揺れるイランvs復権期すベルギー…不安抱える両雄が激突【日本時間22日午前4時キックオフ】
ベルギー
赤い悪魔──。1930年に第1回大会が開催されたW杯よりさらに昔、20世紀初頭からそう呼ばれていた。2014年ブラジル大会でベスト8に進出すると、18年ロシア大会では自己最高の3位と躍進した。そんな悪魔たちが近年は勝てない。前回22年カタール大会では1次リーグ敗退。原因は得点力不足だ。カタールでは3試合で1得点。24年欧州選手権も4試合2得点だった。
そんな中、昨年1月にルディ・ガルシア監督が就任した。代表チームを率いるのは初だが、クラブ監督の経験は豊富。リールを率いた10-11シーズンでリーグとカップの2冠を達成して名を上げると、ローマ、マルセイユ、リヨンの強豪クラブを指揮した。

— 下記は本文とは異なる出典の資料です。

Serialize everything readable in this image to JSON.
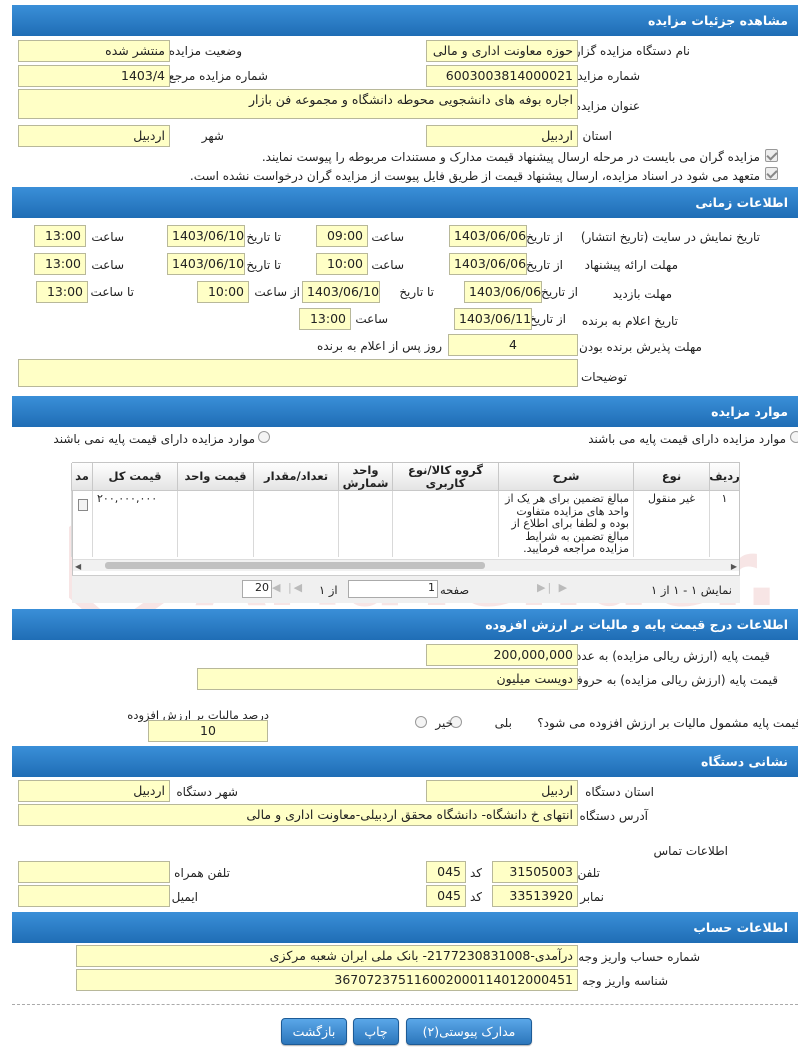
{
  "sections": {
    "details": "مشاهده جزئیات مزایده",
    "timing": "اطلاعات زمانی",
    "items": "موارد مزایده",
    "price": "اطلاعات درج قیمت پایه و مالیات بر ارزش افزوده",
    "address": "نشانی دستگاه",
    "account": "اطلاعات حساب"
  },
  "details": {
    "org_label": "نام دستگاه مزایده گزار",
    "org_value": "حوزه معاونت اداری و مالی",
    "status_label": "وضعیت مزایده",
    "status_value": "منتشر شده",
    "number_label": "شماره مزایده",
    "number_value": "6003003814000021",
    "ref_label": "شماره مزایده مرجع",
    "ref_value": "1403/4",
    "title_label": "عنوان مزایده",
    "title_value": "اجاره بوفه های دانشجویی محوطه دانشگاه و مجموعه فن بازار",
    "province_label": "استان",
    "province_value": "اردبیل",
    "city_label": "شهر",
    "city_value": "اردبیل",
    "check1": "مزایده گران می بایست در مرحله ارسال پیشنهاد قیمت مدارک و مستندات مربوطه را پیوست نمایند.",
    "check2": "متعهد می شود در اسناد مزایده، ارسال پیشنهاد قیمت از طریق فایل پیوست از مزایده گران درخواست نشده است."
  },
  "timing": {
    "row1": {
      "label": "تاریخ نمایش در سایت (تاریخ انتشار)",
      "from_label": "از تاریخ",
      "from": "1403/06/06",
      "time_label": "ساعت",
      "time": "09:00",
      "to_label": "تا تاریخ",
      "to": "1403/06/10",
      "to_time_label": "ساعت",
      "to_time": "13:00"
    },
    "row2": {
      "label": "مهلت ارائه پیشنهاد",
      "from_label": "از تاریخ",
      "from": "1403/06/06",
      "time_label": "ساعت",
      "time": "10:00",
      "to_label": "تا تاریخ",
      "to": "1403/06/10",
      "to_time_label": "ساعت",
      "to_time": "13:00"
    },
    "row3": {
      "label": "مهلت بازدید",
      "from_label": "از تاریخ",
      "from": "1403/06/06",
      "to_label": "تا تاریخ",
      "to": "1403/06/10",
      "from_time_label": "از ساعت",
      "from_time": "10:00",
      "to_time_label": "تا ساعت",
      "to_time": "13:00"
    },
    "row4": {
      "label": "تاریخ اعلام به برنده",
      "from_label": "از تاریخ",
      "from": "1403/06/11",
      "time_label": "ساعت",
      "time": "13:00"
    },
    "row5": {
      "label": "مهلت پذیرش برنده بودن",
      "value": "4",
      "suffix": "روز پس از اعلام به برنده"
    },
    "desc_label": "توضیحات",
    "desc_value": ""
  },
  "items": {
    "radio1": "موارد مزایده دارای قیمت پایه می باشند",
    "radio2": "موارد مزایده دارای قیمت پایه نمی باشند",
    "columns": [
      "ردیف",
      "نوع",
      "شرح",
      "گروه کالا/نوع کاربری",
      "واحد شمارش",
      "تعداد/مقدار",
      "قیمت واحد",
      "قیمت کل",
      "مد"
    ],
    "rows": [
      {
        "index": "۱",
        "type": "غیر منقول",
        "desc": "مبالغ تضمین برای هر یک از واحد های مزایده متفاوت بوده و لطفا برای اطلاع از مبالغ تضمین به شرایط مزایده مراجعه فرمایید.",
        "group": "",
        "unit": "",
        "qty": "",
        "unit_price": "",
        "total": "۲۰۰,۰۰۰,۰۰۰"
      }
    ],
    "pager": {
      "display": "نمایش ۱ - ۱ از ۱",
      "page_label": "صفحه",
      "page_value": "1",
      "of_label": "از ۱",
      "page_size": "20"
    }
  },
  "price": {
    "numeric_label": "قیمت پایه (ارزش ریالی مزایده) به عدد",
    "numeric_value": "200,000,000",
    "words_label": "قیمت پایه (ارزش ریالی مزایده) به حروف",
    "words_value": "دویست میلیون",
    "vat_question": "قیمت پایه مشمول مالیات بر ارزش افزوده می شود؟",
    "yes": "بلی",
    "no": "خیر",
    "vat_percent_label": "درصد مالیات بر ارزش افزوده",
    "vat_percent_value": "10"
  },
  "address": {
    "province_label": "استان دستگاه",
    "province_value": "اردبیل",
    "city_label": "شهر دستگاه",
    "city_value": "اردبیل",
    "addr_label": "آدرس دستگاه",
    "addr_value": "انتهای خ دانشگاه- دانشگاه محقق اردبیلی-معاونت اداری و مالی",
    "contact_title": "اطلاعات تماس",
    "phone_label": "تلفن",
    "phone_value": "31505003",
    "code_label": "کد",
    "phone_code": "045",
    "mobile_label": "تلفن همراه",
    "mobile_value": "",
    "fax_label": "نمابر",
    "fax_value": "33513920",
    "fax_code": "045",
    "email_label": "ایمیل",
    "email_value": ""
  },
  "account": {
    "number_label": "شماره حساب واریز وجه",
    "number_value": "درآمدی-2177230831008- بانک ملی ایران شعبه مرکزی",
    "id_label": "شناسه واریز وجه",
    "id_value": "367072375116002000114012000451"
  },
  "buttons": {
    "attachments": "مدارک پیوستی(۲)",
    "print": "چاپ",
    "back": "بازگشت"
  },
  "watermark": "AriaTender.net"
}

かつては4-3-3の攻撃的布陣を得意としていたが、近年はバランス型に寄せた4-2-3-1がメイン。初陣となったネーションズリーグでもリーグB降格を防ぎ、その後も負けなし。3月の米国との強化試合は5-2で圧倒した。
不安はFWルカクの状態。国内トップの代表通算89得点を誇る天才ストライカーだが、昨年夏に左足のハムストリングを故障。今季は長期離脱を経験した。治療を優先して、チームに無断で練習を欠席。一時はナポリと一触即発の事態となった。
本戦ではどこまでパフォーマンスを発揮できるか。赤い悪魔の命運は国内最強の点取り屋が握っている──。
・過去最高 3位
・前回大会 1次リーグ
・予選成績 欧州予選J組1位 5勝3分
■キーマン:ケビン・デ・ブライネ
「世界最高峰MF」デ・ブライネが突出しているのが、巧みなファーストタッチと空間察知能力。どんな体勢でも瞬時にフィールドの状況を理解し、正確無比なパスを繰り出す。トップ下の前線指揮官として、ゲームメークでは右に出る者がいない。代表通算36ゴールとシュート力も兼ね備えている。ネックは6月で35歳になる年齢。